Imaginez une étrange uchronie dans laquelle des animaux anthropomorphes s'affrontent, s'aiment et complotent dans un univers pas très éloigné de Jules Verne qui a vu Napoléon envahir l'Angleterre avant que celle-ci ne recouvre très récemment un petite indépendance. Dans ce décor de Belle Époque, l'inspecteur Lebrock (blaireau costaud mais raffiné) et son compère Ratzi (presque son opposé, un rat agile) est chargé d'enquêter sur le faux suicide d'un citoyen anglais... qui va le mener au cœur d'un complot politique d'importance.

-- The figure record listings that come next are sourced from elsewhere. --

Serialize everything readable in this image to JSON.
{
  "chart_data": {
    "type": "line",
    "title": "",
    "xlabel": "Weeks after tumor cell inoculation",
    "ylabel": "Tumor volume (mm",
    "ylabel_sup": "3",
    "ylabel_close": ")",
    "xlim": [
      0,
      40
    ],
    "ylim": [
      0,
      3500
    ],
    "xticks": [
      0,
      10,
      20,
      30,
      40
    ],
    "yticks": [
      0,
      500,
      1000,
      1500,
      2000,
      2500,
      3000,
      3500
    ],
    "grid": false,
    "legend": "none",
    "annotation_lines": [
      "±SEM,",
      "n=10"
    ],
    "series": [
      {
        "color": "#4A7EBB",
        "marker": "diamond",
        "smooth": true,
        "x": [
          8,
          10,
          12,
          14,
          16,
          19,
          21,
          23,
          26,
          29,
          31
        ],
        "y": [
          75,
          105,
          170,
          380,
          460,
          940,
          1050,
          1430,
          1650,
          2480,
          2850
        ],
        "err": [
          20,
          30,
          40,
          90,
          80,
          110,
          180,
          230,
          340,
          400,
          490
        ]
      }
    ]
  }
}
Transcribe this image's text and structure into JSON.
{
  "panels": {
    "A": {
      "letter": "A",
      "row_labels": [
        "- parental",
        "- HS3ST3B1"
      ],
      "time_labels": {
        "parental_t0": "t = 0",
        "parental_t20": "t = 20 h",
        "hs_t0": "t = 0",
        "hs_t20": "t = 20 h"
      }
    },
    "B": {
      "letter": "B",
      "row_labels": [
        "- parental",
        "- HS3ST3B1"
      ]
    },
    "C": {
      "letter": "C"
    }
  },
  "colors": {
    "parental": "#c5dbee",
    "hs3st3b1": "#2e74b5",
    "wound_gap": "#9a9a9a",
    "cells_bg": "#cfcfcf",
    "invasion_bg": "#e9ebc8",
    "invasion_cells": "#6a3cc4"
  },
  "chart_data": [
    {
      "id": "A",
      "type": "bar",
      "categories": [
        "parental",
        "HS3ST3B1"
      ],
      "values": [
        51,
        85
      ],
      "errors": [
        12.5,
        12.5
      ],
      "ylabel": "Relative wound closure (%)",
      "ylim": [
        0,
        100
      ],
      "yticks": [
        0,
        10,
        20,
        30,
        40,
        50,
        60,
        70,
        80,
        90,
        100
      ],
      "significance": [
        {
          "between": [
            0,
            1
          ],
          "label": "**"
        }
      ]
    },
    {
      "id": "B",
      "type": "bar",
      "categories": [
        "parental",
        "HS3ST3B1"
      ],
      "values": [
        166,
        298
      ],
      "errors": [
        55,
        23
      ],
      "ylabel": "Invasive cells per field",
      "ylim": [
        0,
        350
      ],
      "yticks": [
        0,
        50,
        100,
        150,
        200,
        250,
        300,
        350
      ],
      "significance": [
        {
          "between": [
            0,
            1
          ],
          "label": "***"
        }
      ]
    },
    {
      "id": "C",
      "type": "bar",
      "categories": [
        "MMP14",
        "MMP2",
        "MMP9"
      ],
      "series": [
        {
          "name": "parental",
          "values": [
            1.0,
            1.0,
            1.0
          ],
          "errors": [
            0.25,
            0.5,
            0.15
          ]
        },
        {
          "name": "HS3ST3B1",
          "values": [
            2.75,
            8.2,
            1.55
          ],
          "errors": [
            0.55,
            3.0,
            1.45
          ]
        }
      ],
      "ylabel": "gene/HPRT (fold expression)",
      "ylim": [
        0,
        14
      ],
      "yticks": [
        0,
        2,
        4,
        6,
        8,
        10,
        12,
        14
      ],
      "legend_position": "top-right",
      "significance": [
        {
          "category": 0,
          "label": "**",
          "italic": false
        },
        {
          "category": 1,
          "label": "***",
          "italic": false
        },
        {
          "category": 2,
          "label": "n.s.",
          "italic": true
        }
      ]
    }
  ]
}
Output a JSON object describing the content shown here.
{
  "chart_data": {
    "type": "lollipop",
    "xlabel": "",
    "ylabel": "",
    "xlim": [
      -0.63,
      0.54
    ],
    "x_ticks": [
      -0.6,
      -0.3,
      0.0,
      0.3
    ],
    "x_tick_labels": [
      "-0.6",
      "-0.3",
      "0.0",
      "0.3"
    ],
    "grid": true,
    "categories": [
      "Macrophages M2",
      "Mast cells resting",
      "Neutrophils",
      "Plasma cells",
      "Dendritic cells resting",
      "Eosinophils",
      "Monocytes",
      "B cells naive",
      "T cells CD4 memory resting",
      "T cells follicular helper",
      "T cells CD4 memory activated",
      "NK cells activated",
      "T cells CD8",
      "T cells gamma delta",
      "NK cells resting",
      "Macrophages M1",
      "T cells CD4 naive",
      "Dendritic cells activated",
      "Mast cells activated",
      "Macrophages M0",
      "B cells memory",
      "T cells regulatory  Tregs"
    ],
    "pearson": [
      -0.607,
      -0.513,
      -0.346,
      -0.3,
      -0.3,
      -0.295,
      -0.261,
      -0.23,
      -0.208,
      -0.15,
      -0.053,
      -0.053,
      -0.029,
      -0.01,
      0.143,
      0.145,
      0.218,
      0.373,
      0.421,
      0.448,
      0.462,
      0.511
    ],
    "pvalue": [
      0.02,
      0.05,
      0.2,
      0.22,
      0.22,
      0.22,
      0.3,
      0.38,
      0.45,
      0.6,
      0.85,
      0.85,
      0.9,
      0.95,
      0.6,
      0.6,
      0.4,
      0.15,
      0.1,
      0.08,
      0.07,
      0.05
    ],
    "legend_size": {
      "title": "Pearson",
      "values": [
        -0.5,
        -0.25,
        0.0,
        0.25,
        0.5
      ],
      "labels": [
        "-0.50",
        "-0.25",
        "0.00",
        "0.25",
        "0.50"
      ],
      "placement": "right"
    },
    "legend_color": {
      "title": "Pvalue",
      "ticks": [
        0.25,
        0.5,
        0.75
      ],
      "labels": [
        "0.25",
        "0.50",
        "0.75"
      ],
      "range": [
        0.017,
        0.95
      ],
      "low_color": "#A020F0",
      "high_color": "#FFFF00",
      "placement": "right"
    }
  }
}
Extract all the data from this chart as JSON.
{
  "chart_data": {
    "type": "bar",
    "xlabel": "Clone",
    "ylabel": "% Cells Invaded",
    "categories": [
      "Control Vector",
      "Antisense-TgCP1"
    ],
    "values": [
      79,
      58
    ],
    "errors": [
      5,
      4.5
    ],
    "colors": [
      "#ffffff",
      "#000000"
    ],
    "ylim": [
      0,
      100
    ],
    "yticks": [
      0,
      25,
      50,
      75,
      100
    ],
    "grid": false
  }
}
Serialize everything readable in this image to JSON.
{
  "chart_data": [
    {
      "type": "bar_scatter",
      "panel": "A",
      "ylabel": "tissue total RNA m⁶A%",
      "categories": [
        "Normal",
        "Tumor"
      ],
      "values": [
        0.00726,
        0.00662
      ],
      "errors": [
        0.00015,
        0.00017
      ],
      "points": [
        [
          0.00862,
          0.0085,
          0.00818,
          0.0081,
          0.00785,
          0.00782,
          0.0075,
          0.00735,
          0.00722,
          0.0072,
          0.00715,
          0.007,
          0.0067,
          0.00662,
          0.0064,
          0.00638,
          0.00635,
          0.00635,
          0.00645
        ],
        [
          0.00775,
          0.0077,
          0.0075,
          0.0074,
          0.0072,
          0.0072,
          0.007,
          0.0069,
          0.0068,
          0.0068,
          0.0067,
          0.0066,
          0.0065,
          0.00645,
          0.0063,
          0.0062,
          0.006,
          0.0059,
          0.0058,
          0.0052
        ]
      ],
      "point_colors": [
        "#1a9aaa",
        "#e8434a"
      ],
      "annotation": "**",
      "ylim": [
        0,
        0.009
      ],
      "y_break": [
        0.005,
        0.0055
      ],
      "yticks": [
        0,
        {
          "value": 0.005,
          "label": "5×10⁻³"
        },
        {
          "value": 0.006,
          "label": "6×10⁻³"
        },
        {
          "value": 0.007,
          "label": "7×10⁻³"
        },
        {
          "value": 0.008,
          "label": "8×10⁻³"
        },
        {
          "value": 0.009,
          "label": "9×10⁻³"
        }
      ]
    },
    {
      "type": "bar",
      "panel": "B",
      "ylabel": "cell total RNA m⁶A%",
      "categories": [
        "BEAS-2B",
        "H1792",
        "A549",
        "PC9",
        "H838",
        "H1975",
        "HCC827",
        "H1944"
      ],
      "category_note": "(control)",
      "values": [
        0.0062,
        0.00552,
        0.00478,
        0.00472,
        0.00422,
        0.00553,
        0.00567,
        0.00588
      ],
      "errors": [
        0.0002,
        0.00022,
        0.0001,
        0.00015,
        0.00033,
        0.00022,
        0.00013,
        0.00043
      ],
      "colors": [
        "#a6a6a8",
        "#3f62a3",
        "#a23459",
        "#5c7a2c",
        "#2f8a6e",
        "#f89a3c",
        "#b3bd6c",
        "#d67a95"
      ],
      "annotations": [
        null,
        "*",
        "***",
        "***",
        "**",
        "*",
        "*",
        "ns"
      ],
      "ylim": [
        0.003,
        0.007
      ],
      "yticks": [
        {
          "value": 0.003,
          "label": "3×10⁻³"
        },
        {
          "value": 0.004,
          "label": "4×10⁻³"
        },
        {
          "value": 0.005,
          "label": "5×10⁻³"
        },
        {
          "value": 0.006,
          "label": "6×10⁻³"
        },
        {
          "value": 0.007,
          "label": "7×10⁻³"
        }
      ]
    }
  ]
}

Furieusement steampunk et habilement rétrofuturiste, le travail de Talbot se fend d'hommages appuyés (notamment aux travaux du caricaturiste du début du XIXème siècle JJ Grandville mais aussi à Conan Doyle, Hergé, Bécassine ou Rupert l'ours) tout en s'appuyant sur un récit très bien senti, mêlant l'ambiance des feuilletons de l'époque à un récit sans complaisance qui plonge dans les arcanes de la corruption et de la politique (et non sans clins d'oeil avec l'actualité). Son Lebrock, pour malin qu'il soit ne s'embarrasse pas de finesse et use sans trop hésiter d'une violence que ne renierait pas le cinéma de Tarantino. Référencé et très abordable à la fois, ce Grandville, par son trait et l'intrigue dans laquelle il plonge le lecteur, mérite une place de choix dans les rayonnages des bibliothèques, d'autant que la version française éditée par Milady graphics s'enrichit (pour le premier tome) d'un cahier spécial de 24 pages dans lesquelles Talbot revient sur ses influences et explicite sa démarche autour de très belles images.